A second aspect of these treatment plans is regulating the amount of physical activity. Exercise tends to lower glucose levels by causing cells to consume glucose and glycogen and to have increased insulin sensitivity. Sedentary periods have the opposite effects. Exercise that is accompanied by reductions in body fat can cure some cases of NIDDM. However, exercise programs must be tailored to individual needs to maximize the benefits while minimizing the adverse effects.
Treatment plans may include the administration of insulin or medications that stimulate insulin production. Various types, doses, and schedules of insulin administration are used in different individuals. Furthermore, the administration of insulin and other medications is adjusted frequently to compensate for fluctuations in diet, exercise, and other aspects of daily living.
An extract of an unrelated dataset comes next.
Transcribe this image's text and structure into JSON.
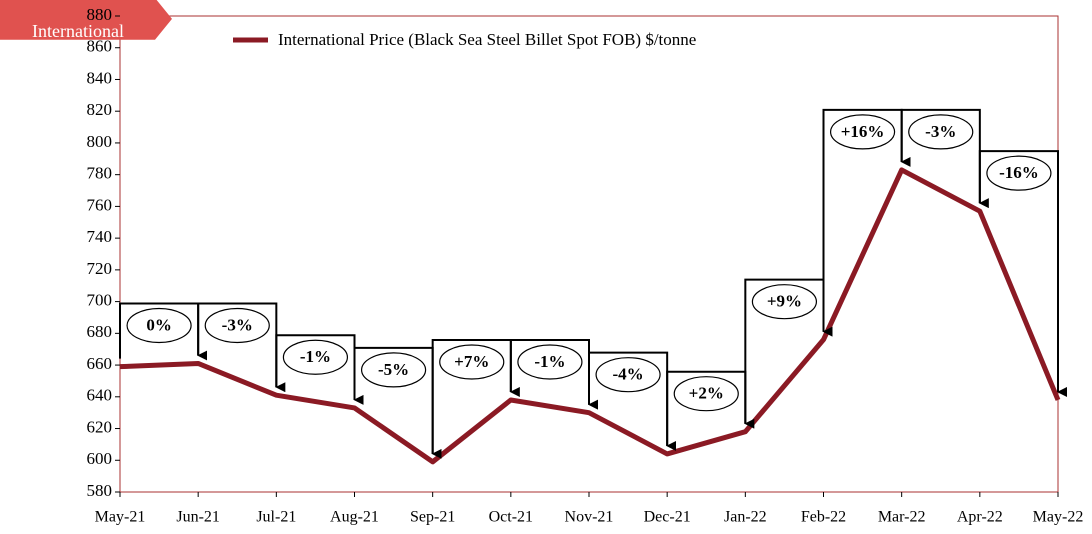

In spite of all efforts at planning, numerous factors militate against maintaining glucose homeostasis and preventing ketoacidosis at all times. These factors include an inability to adequately regulate diet and exercise; age changes; the presence of abnormal conditions or diseases; other medications; physical and mental limitations and disabilities; and a host of social, psychological, and economic factors. Furthermore, the number and severity of these factors and the complexity of interactions among them increase with age. Therefore, it is likely that an elderly person with diabetes mellitus will develop at least some complications. However, the adverse effects can be minimized by regularly checking for complications and promptly treating any that appear.